I just noticed that in the recent comments feed, article links on comment replies to “Philosophy: A Diseased Discipline” go to http://lesswrong.com/r/lukeprog-drafts/lw/4zs/philosophy_a_diseased_discipline/ , which is a broken link because it’s no longer a draft. That’s probably bad for their rank, and it might be a more general problem.
It’s a content vs. formatting issue. Words like vote, march, reply, points, etc are really formatting, but Google reads them as content.
To fix this, you could do a lot of JavaScript hacking so that the timestamps, etc are displayed using DHTML. The search engine robots won’t run JavaScript, so they’ll only see the content.
JS hacking will also make the page less stable, less accessible and more annoying to maintain. So it’s possible, but there is a significant cost involved.
Well done, sir.
Unfortunately, I know very little about SEO.
Would it do anything to make the title be:
Article TItle—Less Wrong: a community blog devoted to refining the art of human rationality
googlehacking is a fine art… and too much can be just as detrimental as too little.
Utility, belief, intelligent, brain, decision and mind are also topical, aren’t they?
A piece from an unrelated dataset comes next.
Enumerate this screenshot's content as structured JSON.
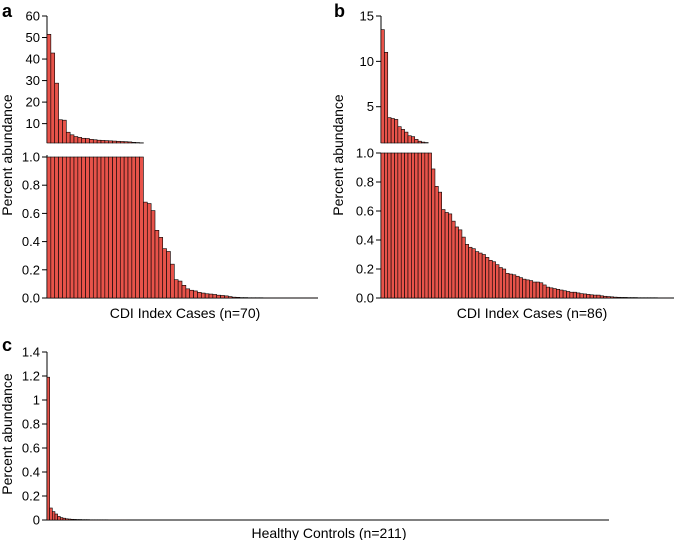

Arguably moral, argument, theory and science as well. Except for the structural elements and rationality being too low it doesn’t look too bad.
From https://sites.google.com/site/webmasterhelpforum/en/faq—webmaster-tools :
I couldn’t find a more detailed estimation of the impact of such keywords, but we should consider the option of just ignoring the issue. Especially since according to this the only effective options are JavaScript or frames tricks, both of which would make LW significantly more annoying or slow to use.
taryneast’s idea of using CSS to pretend-shove the opening blurb to the bottom of the page could be rather painless, though.
Great job!
it occurs to me that those most frequent structural words are embedded in anchors that have url’s back to lesswrong itself.. seems like a decent heuristic for peeling apart structure and ignoring it?
Edit: I suppose my theory is that Google would make efforts to ignore structural terms in analyzing topic, that this wouldn’t be all that hard, and that the ‘babies’ effect is a coincidence.
For the months: fix the date display so that the month isn’t written out.
I assume both the right and left will think that we support their cause because we’re “rational”.